On the meter-in side of the arm control valve 14, a rotation prioritizing valve 15 serving as a flow rate control valve of a hydraulic pilot type is provided.
A pilot port 15a of the rotation prioritizing valve 15 is connected to pilot lines 18 and 19 on the both sides of the rotation control valve 12 through a rotation prioritizing pilot line 16 and a shuttle valve 17. At the time of movement of the control valve 12, that is, at the time of rotation movement, the rotation prioritizing valve 15 is switched from an entirely opening position x shown in the figure to a throttling position y.
Thereby, at the time of the combined operation of arm pulling and rotation, the meter-in flow rate of the arm cylinder 7 is throttled and the working pressure of the cylinder 7 is increased so as to ensure an action of the rotation motor 10. That is, a rotation prioritizing function is activated.
In such a state, the flow rate of the arm cylinder is decreased in comparison with the case where the rotation prioritizing function is not activated. However, since a required flow rate is small, especially, in the arm pulling movement, there is no problem in movement of the arm 4.
However, in the circuit shown in the figure, the arm pulling is not distinguished from the arm pushing with the working pressure which is higher than the arm pulling. Therefore, since the rotation prioritizing function is also activated at the time of the combined operation of arm pushing and rotation, the arm pushing movement is slightly deteriorated.
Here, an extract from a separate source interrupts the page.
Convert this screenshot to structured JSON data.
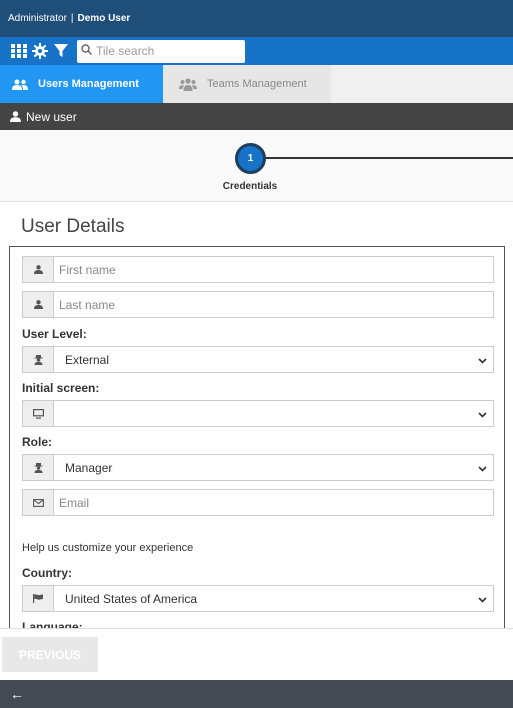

However, in the circuit configuration provided with the rotation prioritizing function, as an adverse effect, when other actuator movement (such as boom lowering movement and bucket movement) is added at the time of the combined operation, that is, in a state that the working pressure of the arm cylinder 7 is increased, the working pressure of the added actuator is relatively low so that the oil is further required and hence the flow rate of the arm cylinder is insufficient. Thereby, since the arm pulling movement is stopped or extremely deteriorated to a state close to the stoppage, movement of the entire attachment is deteriorated so as to cause a problem that the working efficiency is extremely lowered.